Nivolumab Outperforms Investigator-Chosen Chemotherapy in Melanoma Trial

Nivolumab shows promise in patients whose disease progressed after ipilimumab and BRAF inhibitor therapy.

Nivolumab shows promise in patients whose disease progressed after ipilimumab and BRAF inhibitor therapy.

In the phase 3 CheckMate 037 trial, researchers reported the results of treatment with nivolumab (Opdivo) in patients with advanced melanoma who had previously experienced cancer progression after initial treatment with ipilimumab. Nivolumab, which works by inhibiting the programmed cell death receptor ligand checkpoint in tumor immune escape, offers an additional immunologic mechanism that is different from the CTLA-4 checkpoint inhibition offered by ipilimumab therapy.

Researchers evaluated the medication in patients age 18 years and older who had metastatic melanoma that progressed after either ipilimumab therapy or BRAF inhibitor therapy (provided they had the qualifying BRAF mutation). In addition, none of the trial participants were eligible for resection, typically due to the metastatic nature of the cancer.

One-third of patients received treatment with background therapy (dacarbazine/paclitaxel/carboplatin), and the remaining two-thirds received monotherapy with nivolumab 3 mg/kg administered every 2 weeks. Treatment continued until unacceptable toxicity or disease progression occurred.

Researchers assessed a primary end point of objective response and overall survival--more stringent than either end point used in isolation. Objective responses occurred in close to one-third of patients receiving nivolumab (31.7% of patients) versus just over 1 in 10 (10.6%) patients receiving traditional chemotherapeutic background therapy.

Patients receiving nivolumab experienced several grade 3 and grade 4 adverse events, including increased levels of lipase, increased levels of liver enzymes, anemia, fatigues, and neutropenia. Fortunately, rates of each of these adverse events did not exceed 1%. Blood dyscrasias also occurred in the standard treatment group, including neutropenia, thrombocytopenia, and anemia. These adverse events were far more common in patients receiving standard therapy, occurring in 5% to 14% of patients each.

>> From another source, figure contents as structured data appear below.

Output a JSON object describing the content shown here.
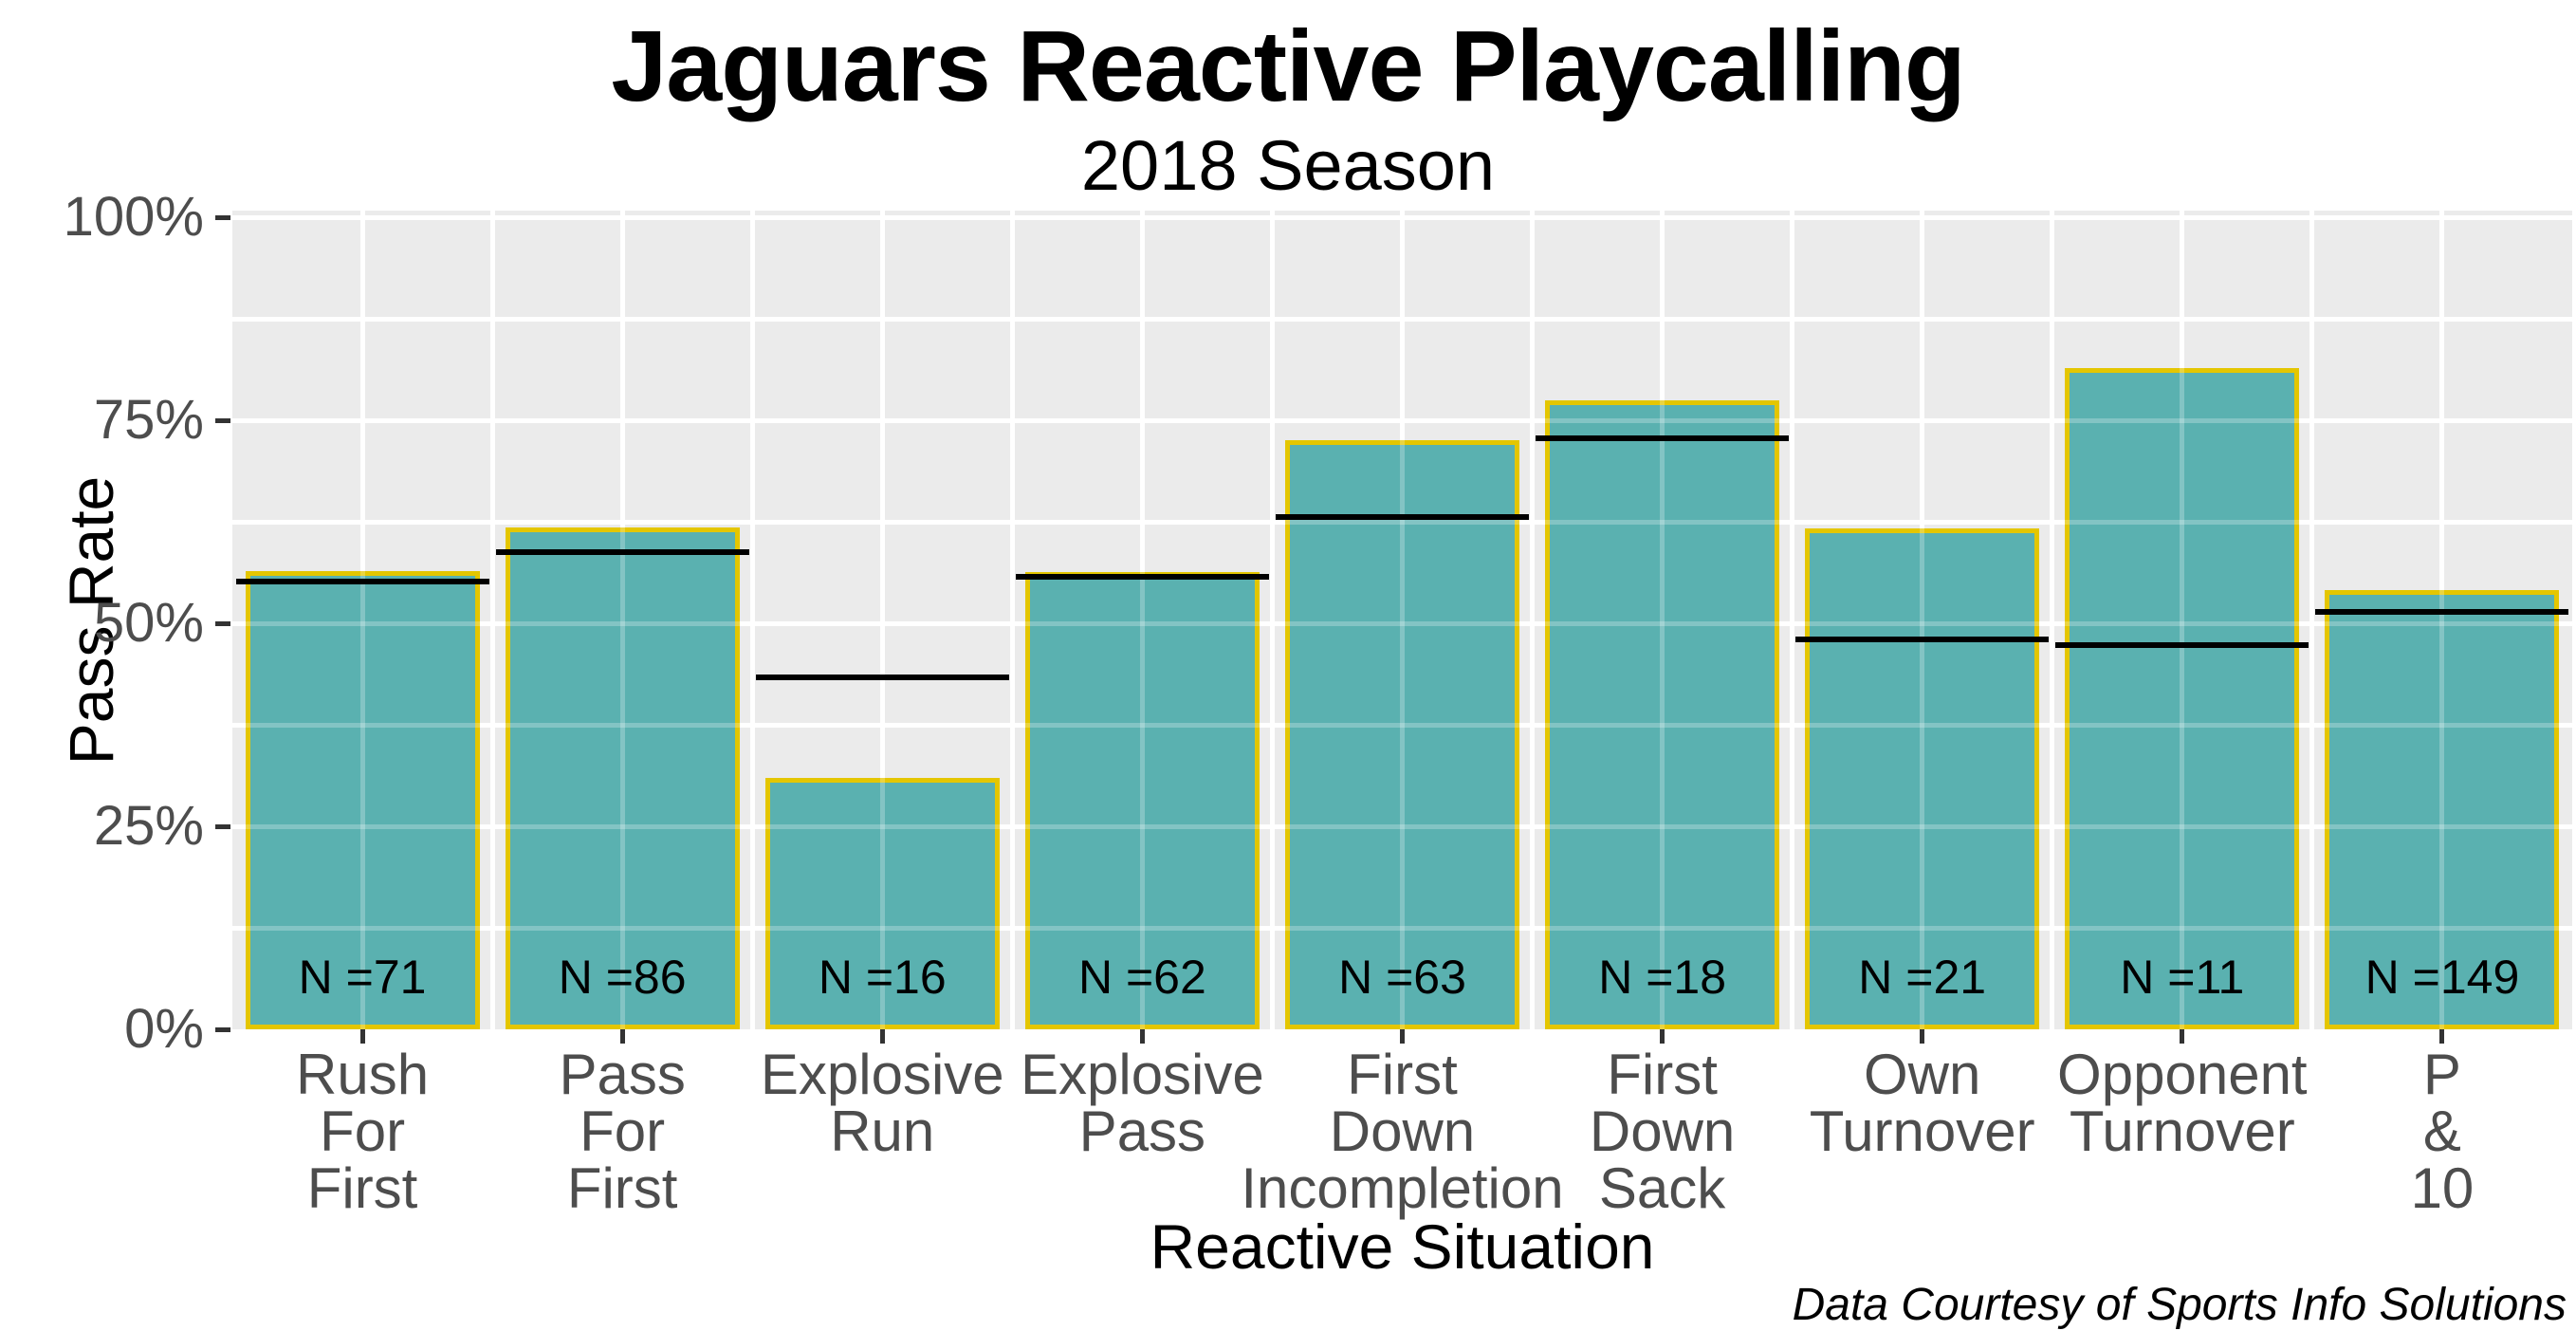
{
  "header": {
    "title": "Jaguars Reactive Playcalling",
    "subtitle": "2018 Season"
  },
  "caption": "Data Courtesy of Sports Info Solutions",
  "chart_data": {
    "type": "bar",
    "title": "Jaguars Reactive Playcalling",
    "subtitle": "2018 Season",
    "xlabel": "Reactive Situation",
    "ylabel": "Pass Rate",
    "ylim": [
      0,
      100
    ],
    "grid": "white major (25%) and minor (12.5%) horizontal gridlines plus vertical category gridlines on light-gray panel",
    "legend_position": "none",
    "yticks": [
      {
        "value": 0,
        "label": "0%"
      },
      {
        "value": 25,
        "label": "25%"
      },
      {
        "value": 50,
        "label": "50%"
      },
      {
        "value": 75,
        "label": "75%"
      },
      {
        "value": 100,
        "label": "100%"
      }
    ],
    "categories": [
      {
        "name": "Rush For First",
        "label": "Rush\nFor\nFirst",
        "pass_rate": 56.4,
        "reference_line": 55.1,
        "n_label": "N =71"
      },
      {
        "name": "Pass For First",
        "label": "Pass\nFor\nFirst",
        "pass_rate": 61.8,
        "reference_line": 58.8,
        "n_label": "N =86"
      },
      {
        "name": "Explosive Run",
        "label": "Explosive\nRun",
        "pass_rate": 31.0,
        "reference_line": 43.3,
        "n_label": "N =16"
      },
      {
        "name": "Explosive Pass",
        "label": "Explosive\nPass",
        "pass_rate": 56.3,
        "reference_line": 55.7,
        "n_label": "N =62"
      },
      {
        "name": "First Down Incompletion",
        "label": "First\nDown\nIncompletion",
        "pass_rate": 72.6,
        "reference_line": 63.1,
        "n_label": "N =63"
      },
      {
        "name": "First Down Sack",
        "label": "First\nDown\nSack",
        "pass_rate": 77.5,
        "reference_line": 72.8,
        "n_label": "N =18"
      },
      {
        "name": "Own Turnover",
        "label": "Own\nTurnover",
        "pass_rate": 61.7,
        "reference_line": 48.0,
        "n_label": "N =21"
      },
      {
        "name": "Opponent Turnover",
        "label": "Opponent\nTurnover",
        "pass_rate": 81.4,
        "reference_line": 47.3,
        "n_label": "N =11"
      },
      {
        "name": "P & 10",
        "label": "P\n&\n10",
        "pass_rate": 54.1,
        "reference_line": 51.4,
        "n_label": "N =149"
      }
    ],
    "series": [
      {
        "name": "pass_rate_bars",
        "values": [
          56.4,
          61.8,
          31.0,
          56.3,
          72.6,
          77.5,
          61.7,
          81.4,
          54.1
        ]
      },
      {
        "name": "reference_lines",
        "values": [
          55.1,
          58.8,
          43.3,
          55.7,
          63.1,
          72.8,
          48.0,
          47.3,
          51.4
        ]
      }
    ],
    "colors": {
      "bar_fill": "#5AB1B0",
      "bar_border": "#E4C600",
      "reference_line": "#000000",
      "panel_background": "#EBEBEB",
      "gridline": "#FFFFFF",
      "axis_text": "#4D4D4D",
      "title_text": "#000000"
    }
  }
}
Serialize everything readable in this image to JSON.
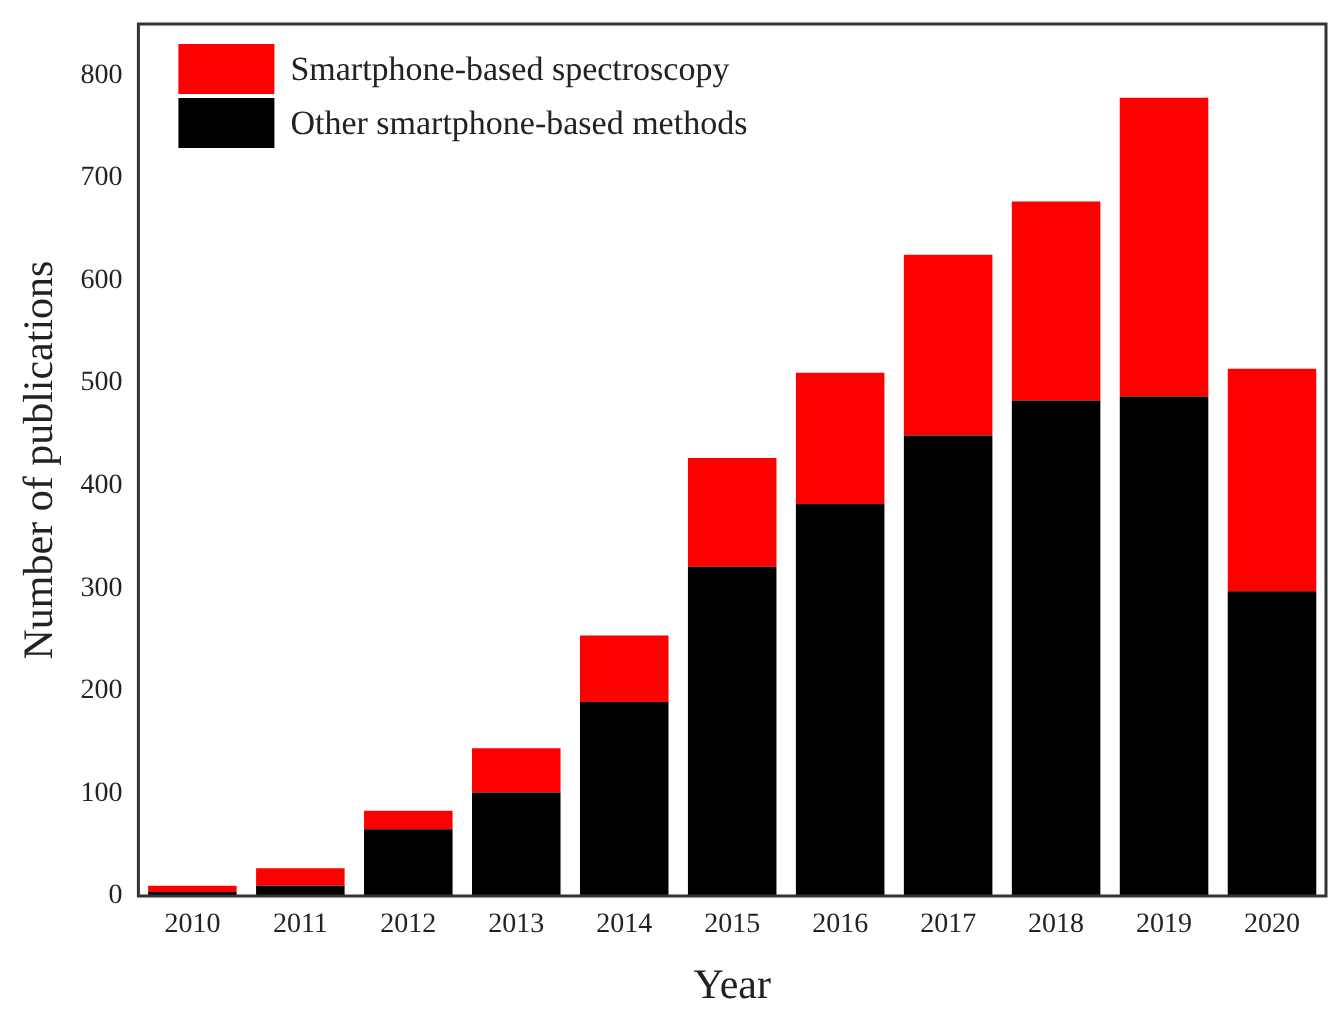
{
  "chart_data": {
    "type": "bar",
    "xlabel": "Year",
    "ylabel": "Number of publications",
    "categories": [
      "2010",
      "2011",
      "2012",
      "2013",
      "2014",
      "2015",
      "2016",
      "2017",
      "2018",
      "2019",
      "2020"
    ],
    "series": [
      {
        "name": "Other smartphone-based methods",
        "color": "#000000",
        "values": [
          4,
          10,
          65,
          101,
          189,
          321,
          382,
          449,
          483,
          487,
          297
        ]
      },
      {
        "name": "Smartphone-based spectroscopy",
        "color": "#ff0000",
        "values": [
          6,
          17,
          18,
          43,
          65,
          106,
          128,
          176,
          194,
          291,
          217
        ]
      }
    ],
    "stacked": true,
    "ylim": [
      0,
      850
    ],
    "yticks": [
      0,
      100,
      200,
      300,
      400,
      500,
      600,
      700,
      800
    ],
    "grid": false,
    "legend": "top left"
  }
}
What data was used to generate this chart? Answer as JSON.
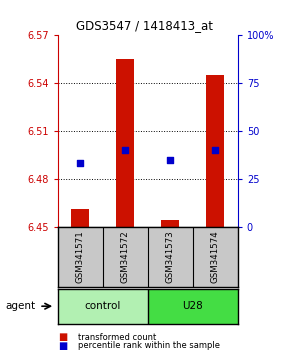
{
  "title": "GDS3547 / 1418413_at",
  "samples": [
    "GSM341571",
    "GSM341572",
    "GSM341573",
    "GSM341574"
  ],
  "red_bar_values": [
    6.4608,
    6.555,
    6.454,
    6.545
  ],
  "blue_dot_values": [
    33,
    40,
    35,
    40
  ],
  "ylim_left": [
    6.45,
    6.57
  ],
  "ylim_right": [
    0,
    100
  ],
  "left_yticks": [
    6.45,
    6.48,
    6.51,
    6.54,
    6.57
  ],
  "right_yticks": [
    0,
    25,
    50,
    75,
    100
  ],
  "left_ytick_labels": [
    "6.45",
    "6.48",
    "6.51",
    "6.54",
    "6.57"
  ],
  "right_ytick_labels": [
    "0",
    "25",
    "50",
    "75",
    "100%"
  ],
  "left_axis_color": "#cc0000",
  "right_axis_color": "#0000cc",
  "bar_color": "#cc1100",
  "dot_color": "#0000cc",
  "bar_width": 0.4,
  "background_color": "#ffffff",
  "sample_box_color": "#c8c8c8",
  "control_color": "#b2f0b2",
  "u28_color": "#44dd44",
  "grid_yticks": [
    6.48,
    6.51,
    6.54
  ]
}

Encouragingly, no treatment-related deaths were reported in the study.

Regarding these positive results, in a press release, Jeffrey S. Weber, MD, PhD, director of the Donald A. Adam Comprehensive Melanoma Research Center at Moffitt Cancer Center stated, “These data are important as they mark the first presentation of results from a Phase 3 randomized study for the PD-1 immune checkpoint inhibitor class.”

Nivolumab was approved by the FDA for the treatment of advanced melanoma on December 22, 2014. More recently, the medication received approval for use in non—small cell lung cancer.

“These results confirm our belief in the potential of immuno-oncology, and our broad development program continues to evaluate Opdivo in advanced melanoma across lines of therapy, both as a single agent and as part of a combination regimen,” said Senior Vice President and head of Oncology Development at Bristol-Myers Squibb, Michael Giordano, MD.

References

  • Weber JS, D'Angelo SP, Minor D, et al. Nivolumab versus chemotherapy in patients with advanced melanoma who progressed after anti-CTLA-4 treatment (CheckMate 037): a randomised, controlled, open-label, phase 3 trial. Lancet Oncol. 2015;16(4):375-384.
  • Bristol-Myers Squibb. Positive Phase 3 Data for Opdivo (nivolumab) in Advanced Melanoma Patients Previously Treated with Yervoy (ipilimumab) Presented at the ESMO 2014 Congress; First Phase 3 Results Presented for a PD-1 Immune Checkpoint Inhibitor [press release]. http://news.bms.com/press-release/rd-news/positive-phase-3-data-opdivo-nivolumab-advanced-melanoma-patients-previously-t. Accessed July 2015.
  • FDA. FDA approves Opdivo for advanced melanoma. http://www.fda.gov/NewsEvents/Newsroom/PressAnnouncements/ucm427716.htm. Accessed July 2015.
  • OPDIVO (nivolumab) injection [package insert]. Princeton, NJ: Bristol-Myers Squibb; 2015.